Why the name Prinzregententorte? It comes from two words: Prinz = prince and Regent = archon or regent. The cake was made to honor Prinzregent Luitpold (successor of king Ludwig II) who was in charge of the kingdom Bavaria in 1886. Local confectioner Heinrich Georg Erbshäuser had his own confectionary since 1875 and when Luitpold celebrated his 65th birthday, a special cake was ordered.
This cake consisted of 8 layers which symbolized the eight Bavarian districts that were under his reign. Confectioner Erbshäuser became the purveyor to the court in 1890. Two years after Erbshäuser’s death a baker named Anton Seidl re-created the cake and since then this cake is a symbol of Bavaria.
To bake the cake might sound complicated. It’s not that bad as you can bake 2 biscuit layers at the same time in the oven. Happy Baking!
Ingredients Prinzregententorte – Bavarian Layered Chocolate Cake
500 ml milk
54 g cornstarch, organic (in Germany we use Gustin or Mondamin) or 1 package Chocolate pudding powder
1-2 tbsp cocoa, unsweetened
250 g butter, room temperature
250 g semi sweet baking chocolate
1 tbsp sunflower oil or expeller pressed coconut oil (taste neutral)
200 g sugar
1 package vanilla sugar, 0.3oz – How to make Vanilla Sugar –
or 1tsp vanilla extract
1 dash salt
150 g flour
Baking Instructions Prinzregententorte – Bavarian Layered Chocolate Cake
– Mix pudding powder with cocoa, 75 g sugar and 100ml milk.
– Bring 400 ml milk to a boil. Remove from stove.
– Mix in the powder and let cook for 1 min while stirring continuously.
– Pour pudding in a bowl and cover with plastic foil right away (prevents skin building).
Make Biscuit Cake
– Separate eggs.
– Beat egg white until firm.
– Combine firm egg white carefully with 150 g sugar, vanilla sugar and salt. Mix well with a spoon.
– Mix in egg yolks.
– Sieve the flour and carefully fold in the dough.

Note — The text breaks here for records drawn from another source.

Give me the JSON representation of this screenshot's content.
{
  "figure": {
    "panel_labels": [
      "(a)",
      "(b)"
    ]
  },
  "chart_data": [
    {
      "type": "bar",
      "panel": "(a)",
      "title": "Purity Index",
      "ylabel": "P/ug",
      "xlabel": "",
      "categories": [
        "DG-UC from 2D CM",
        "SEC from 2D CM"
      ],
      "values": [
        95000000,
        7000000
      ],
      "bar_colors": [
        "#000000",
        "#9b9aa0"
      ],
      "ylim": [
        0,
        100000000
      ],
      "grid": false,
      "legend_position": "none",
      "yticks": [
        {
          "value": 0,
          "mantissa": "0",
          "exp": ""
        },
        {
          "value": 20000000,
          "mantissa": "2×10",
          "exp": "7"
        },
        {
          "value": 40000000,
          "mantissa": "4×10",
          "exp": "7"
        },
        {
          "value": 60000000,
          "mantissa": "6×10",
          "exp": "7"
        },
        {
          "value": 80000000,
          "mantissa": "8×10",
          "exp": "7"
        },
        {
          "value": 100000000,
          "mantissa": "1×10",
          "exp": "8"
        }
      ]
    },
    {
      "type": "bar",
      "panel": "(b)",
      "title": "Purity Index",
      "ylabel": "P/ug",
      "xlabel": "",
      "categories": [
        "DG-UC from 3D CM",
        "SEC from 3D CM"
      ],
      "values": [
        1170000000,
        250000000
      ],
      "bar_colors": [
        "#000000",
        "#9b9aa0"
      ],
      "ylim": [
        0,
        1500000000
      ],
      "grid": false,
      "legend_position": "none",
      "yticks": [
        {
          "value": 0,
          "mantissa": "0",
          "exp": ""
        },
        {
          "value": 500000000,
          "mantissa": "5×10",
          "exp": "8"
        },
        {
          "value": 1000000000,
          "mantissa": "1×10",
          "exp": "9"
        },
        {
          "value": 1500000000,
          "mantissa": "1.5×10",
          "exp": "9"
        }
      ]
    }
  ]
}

– Grease a 26cm springform with butter.
– Place 5-6 Tbsp of dough evenly on the bottom of the form. Make sure the edges are not thinner than in the middle.
– Bake on lowest grid in pre-heated oven for 5-6 min on 225C or 425 F (convection 200 C or 390 F). If you see the edges are getting brown remove it fast from oven.
– Remove it right away from the form with a long thin knife. If you wait too long the biscuit will get hard and breaks when removing it.
– Do this now 5 times as you need 6 thin biscuit layers (This recipe is using 6 layers), and the last layer must be a biscuit!
Make the Cake
– Beat butter creamy, add spoon by spoon the pudding. Important: Butter and pudding must have room temperature!
– Spread a thin layer of cream on the first layer, place the other layer on top, spread the cream evenly on it and so on. At last spread the cream all around the cake; best is to use a wide knife.
– Place cake in the fridge for at least 3 hours or over night.
– Melt chopped chocolate and oil in a double boiler until it is melted. Pour over the cake and spread evenly all around the edges.
100ml heavy cream, 30 g butter and 250 g chopped chocolate
Bring cream and butter to a boil. Place chocolate in a bowl.
Pour over the chocolate and let sit for some minutes until chocolate has melted.
Mix well, then pour over the cake.
It’s easy when the cake sits on a lazy susan, so you can turn it to spread the glaze evenly.